しかし短い自己紹介ではあったがドワーフ女には通じたようだ。
「そうか、あなたたちだったのね! あのときショベルをくれたのは! 食堂のインプも寝ていたし、誰か人間が来たのはわかったけど……もしかしてダーリンかと思ったのに、こんな子供たちだったなんて……!!」
筋肉ダルマみたいな身体つきをしていたが、声は可愛らしかった。
表情も豊かでリリーたちに驚いたかと思うと、助けに来たのが想像と違っていてガッカリし、しかしすぐに気を取り直して怖い顔に戻った。
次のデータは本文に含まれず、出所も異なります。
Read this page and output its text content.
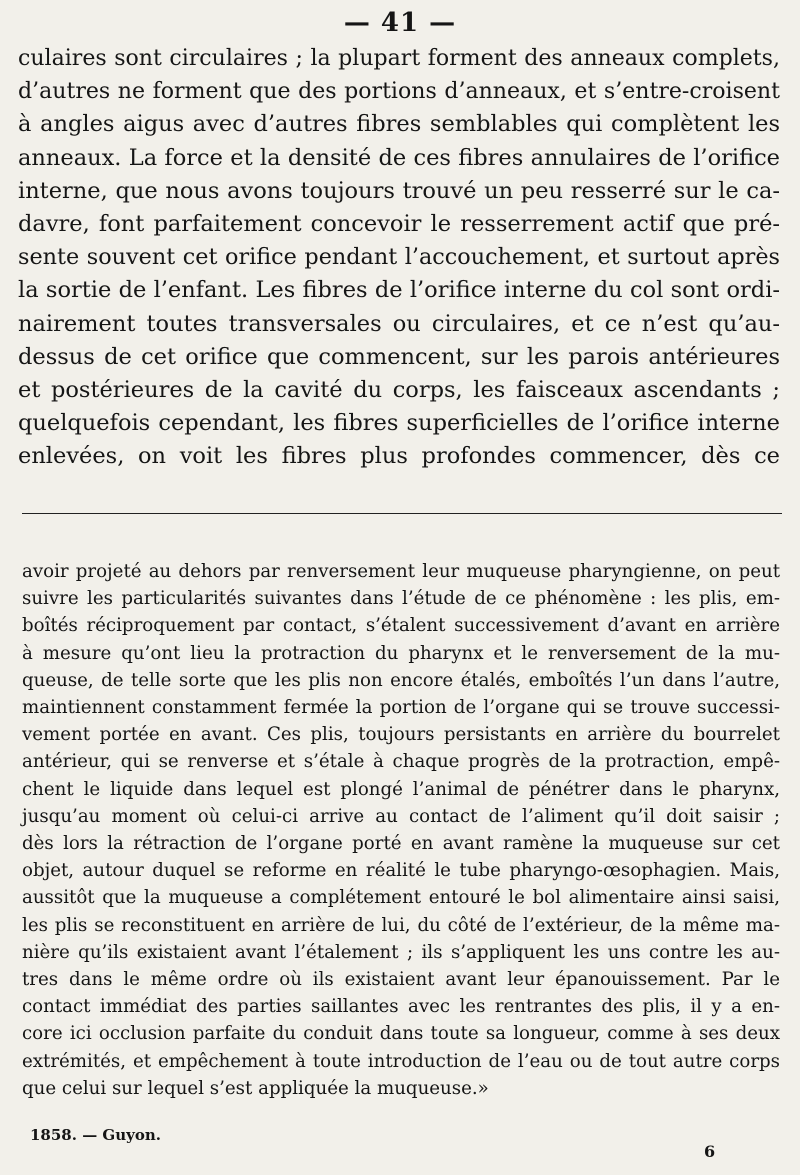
— 41 —
culaires sont circulaires ; la plupart forment des anneaux complets,
d’autres ne forment que des portions d’anneaux, et s’entre-croisent
à angles aigus avec d’autres fibres semblables qui complètent les
anneaux. La force et la densité de ces fibres annulaires de l’orifice
interne, que nous avons toujours trouvé un peu resserré sur le ca-
davre, font parfaitement concevoir le resserrement actif que pré-
sente souvent cet orifice pendant l’accouchement, et surtout après
la sortie de l’enfant. Les fibres de l’orifice interne du col sont ordi-
nairement toutes transversales ou circulaires, et ce n’est qu’au-
dessus de cet orifice que commencent, sur les parois antérieures
et postérieures de la cavité du corps, les faisceaux ascendants ;
quelquefois cependant, les fibres superficielles de l’orifice interne
enlevées, on voit les fibres plus profondes commencer, dès ce
avoir projeté au dehors par renversement leur muqueuse pharyngienne, on peut
suivre les particularités suivantes dans l’étude de ce phénomène : les plis, em-
boîtés réciproquement par contact, s’étalent successivement d’avant en arrière
à mesure qu’ont lieu la protraction du pharynx et le renversement de la mu-
queuse, de telle sorte que les plis non encore étalés, emboîtés l’un dans l’autre,
maintiennent constamment fermée la portion de l’organe qui se trouve successi-
vement portée en avant. Ces plis, toujours persistants en arrière du bourrelet
antérieur, qui se renverse et s’étale à chaque progrès de la protraction, empê-
chent le liquide dans lequel est plongé l’animal de pénétrer dans le pharynx,
jusqu’au moment où celui-ci arrive au contact de l’aliment qu’il doit saisir ;
dès lors la rétraction de l’organe porté en avant ramène la muqueuse sur cet
objet, autour duquel se reforme en réalité le tube pharyngo-œsophagien. Mais,
aussitôt que la muqueuse a complétement entouré le bol alimentaire ainsi saisi,
les plis se reconstituent en arrière de lui, du côté de l’extérieur, de la même ma-
nière qu’ils existaient avant l’étalement ; ils s’appliquent les uns contre les au-
tres dans le même ordre où ils existaient avant leur épanouissement. Par le
contact immédiat des parties saillantes avec les rentrantes des plis, il y a en-
core ici occlusion parfaite du conduit dans toute sa longueur, comme à ses deux
extrémités, et empêchement à toute introduction de l’eau ou de tout autre corps
que celui sur lequel s’est appliquée la muqueuse.»
1858. — Guyon.
6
リリーは戦況を観察し、暴れるドワーフ女を邪魔しないようにフォローに回る。
広場の外周に陣取り、全方位を囲まれないようにして戦う。
鎖でつながれているとはいえ、すでに半日以上をこの状態で過ごし幾多の困難を乗り越えた仲間たちだ。
その成果を発表するかのように戦場を動き、ドワーフ女の死角をカバーするように立ち回る。
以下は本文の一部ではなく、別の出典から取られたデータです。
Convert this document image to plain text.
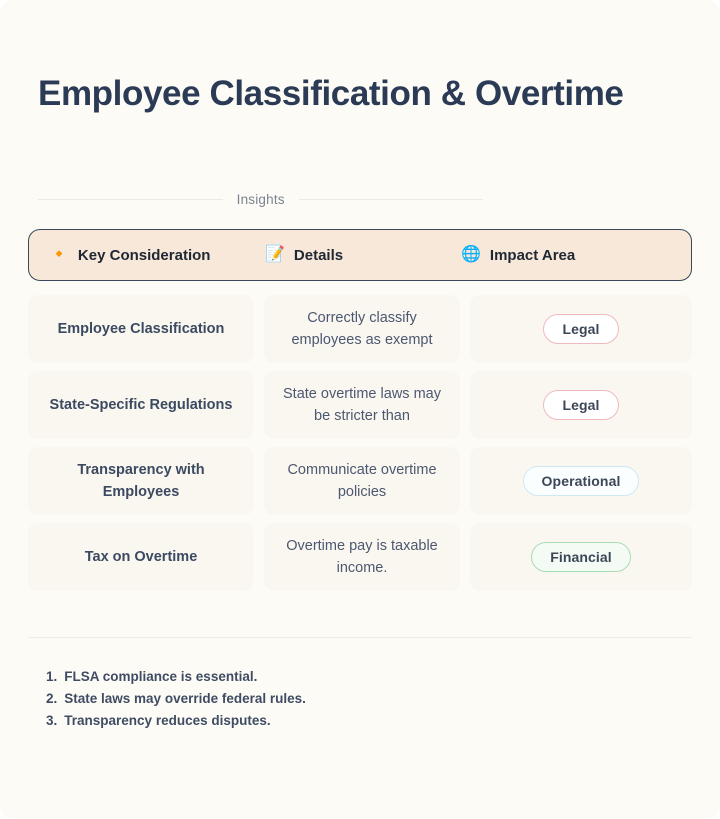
Employee Classification & Overtime
Insights
🔸 Key Consideration	📝 Details	🌐 Impact Area
Employee Classification
Correctly classify employees as exempt
Legal
State-Specific Regulations
State overtime laws may be stricter than
Legal
Transparency with Employees
Communicate overtime policies
Operational
Tax on Overtime
Overtime pay is taxable income.
Financial
1. FLSA compliance is essential.
2. State laws may override federal rules.
3. Transparency reduces disputes.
ドワーフ女の背後から襲いかかろうとするモンスターの出鼻を次々とくじいていった。
「でえいっ!!」
両手剣が一閃し、グレムリンが縦に一刀両断される。
「ああ、やっぱりコレよね!」
愛用の武器を取り戻し、上機嫌のイヴ。
「イヴちゃんあぶない!」
イヴに襲いかかろうとしたインプの攻撃を片手剣で受け止めるリリー。
「えーい!」「このっこのっ!」
そのインプを囲んで爪とハンマーで引っ掻き殴るミントとミルヴァ。
皆の様子をハラハラと見守るシロ。なぜかクロは熔岩の滝の方を凝視していた。
ドワーフ女とリリー一行の噛み合った攻守により、モンスター軍団は小一時間ほどで広場から一掃された。
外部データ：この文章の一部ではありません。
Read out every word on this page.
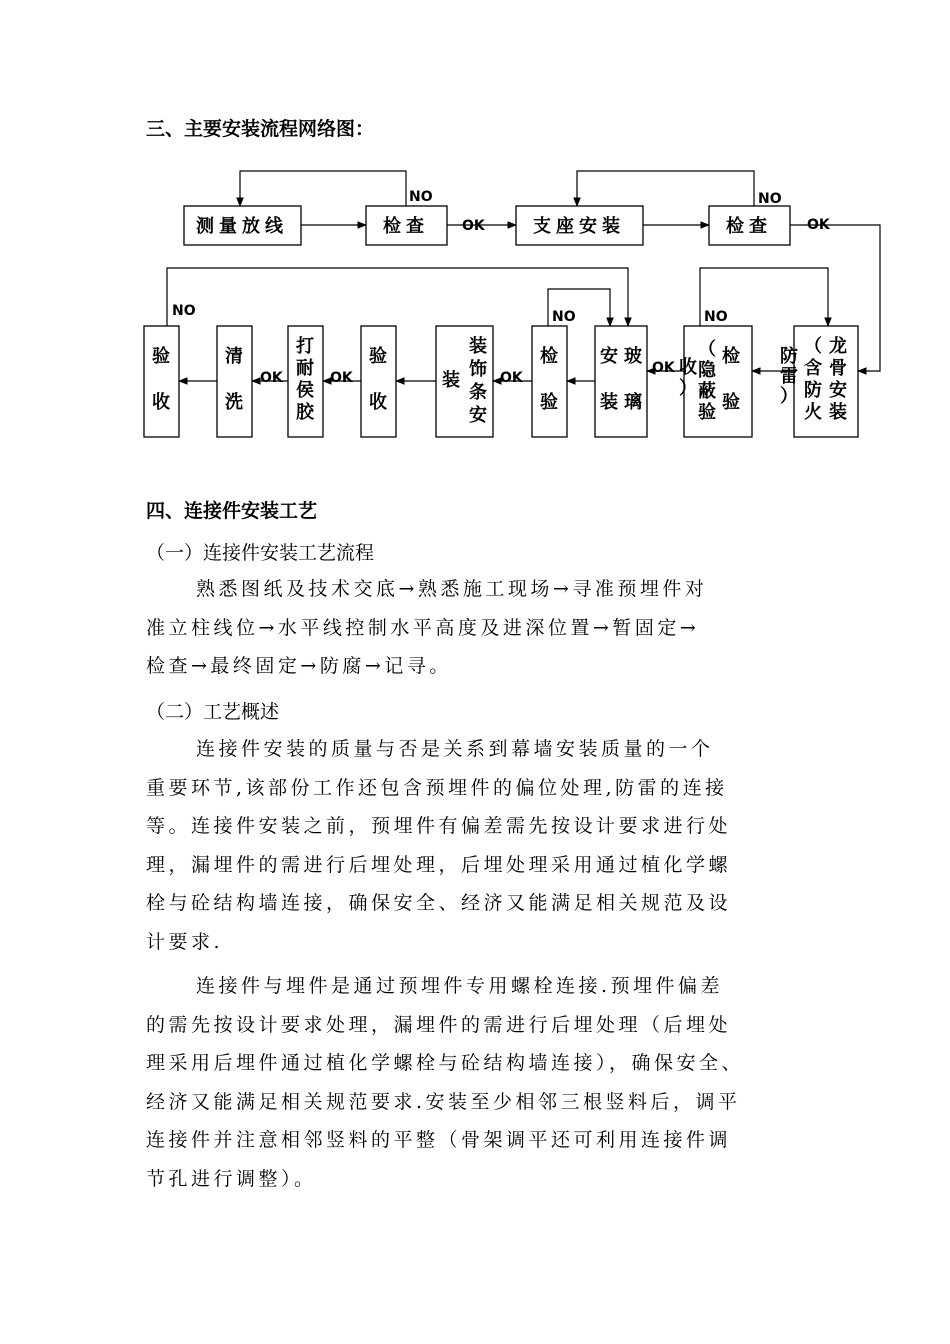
三、主要安装流程网络图：
NO	NO
NO
NO
NO
OK	OK
OK
OK
OK
OK
测量放线	检查	支座安装	检查
验
收
清
洗
打
耐
侯
胶
验
收
装
饰
条
安
装
检
验
玻
璃
安
装
检
验
（
隐
蔽
验
收
）
龙
骨
安
装
（
含
防
火
防
雷
）
四、连接件安装工艺
（一）连接件安装工艺流程
熟悉图纸及技术交底→熟悉施工现场→寻准预埋件对
准立柱线位→水平线控制水平高度及进深位置→暂固定→
检查→最终固定→防腐→记寻。
（二）工艺概述
连接件安装的质量与否是关系到幕墙安装质量的一个
重要环节,该部份工作还包含预埋件的偏位处理,防雷的连接
等。连接件安装之前，预埋件有偏差需先按设计要求进行处
理，漏埋件的需进行后埋处理，后埋处理采用通过植化学螺
栓与砼结构墙连接，确保安全、经济又能满足相关规范及设
计要求.
连接件与埋件是通过预埋件专用螺栓连接.预埋件偏差
的需先按设计要求处理，漏埋件的需进行后埋处理（后埋处
理采用后埋件通过植化学螺栓与砼结构墙连接），确保安全、
经济又能满足相关规范要求.安装至少相邻三根竖料后，调平
连接件并注意相邻竖料的平整（骨架调平还可利用连接件调
节孔进行调整）。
順調だったとはいえ暴れまわり走りまわり、かなりハードな戦いだった。その場にいた全員がぜいぜいと荒く息をしている。
しかしこれでようやく落ち着いて話ができる……洞窟脱出のためにこの人は心強い仲間になってくれそうだ……とリリーは思った。
自己紹介の続きをしようとしたが、ドワーフ女はまだ戦いの最中のような鋭い顔のままだった。
「さあ……部下は全員やっつけたわよ……次はお前の番よっ!!」
ドワーフ女は顔をあげると、正面にある熔岩の滝に向かって叫んだ。
一体何事かと思い、リリーたちは滝のほうを見る。
叫び声に応えるかのように、滝が大きくうねった。
そして空から降り注ぐ、天啓のような声。
「フ、フ、フ……なかなか見ごたえがあった……」
滝を押しのけ、炎の柱がゆっくりとせり出してくる。
それはあまりにも巨大で、山が動いているような光景だった。
信じられない光景に、リリーたちの口はあんぐりと開いたまま塞がらなかった。
炎の柱がまとっていた熔岩が流れ落ちると、それは人の姿をなした。
しかし人というにはあまりにも巨大すぎた。
「い……イフリート……!!」
ミルヴァはかつてないほど焦燥した様子で、その名をつぶやいた。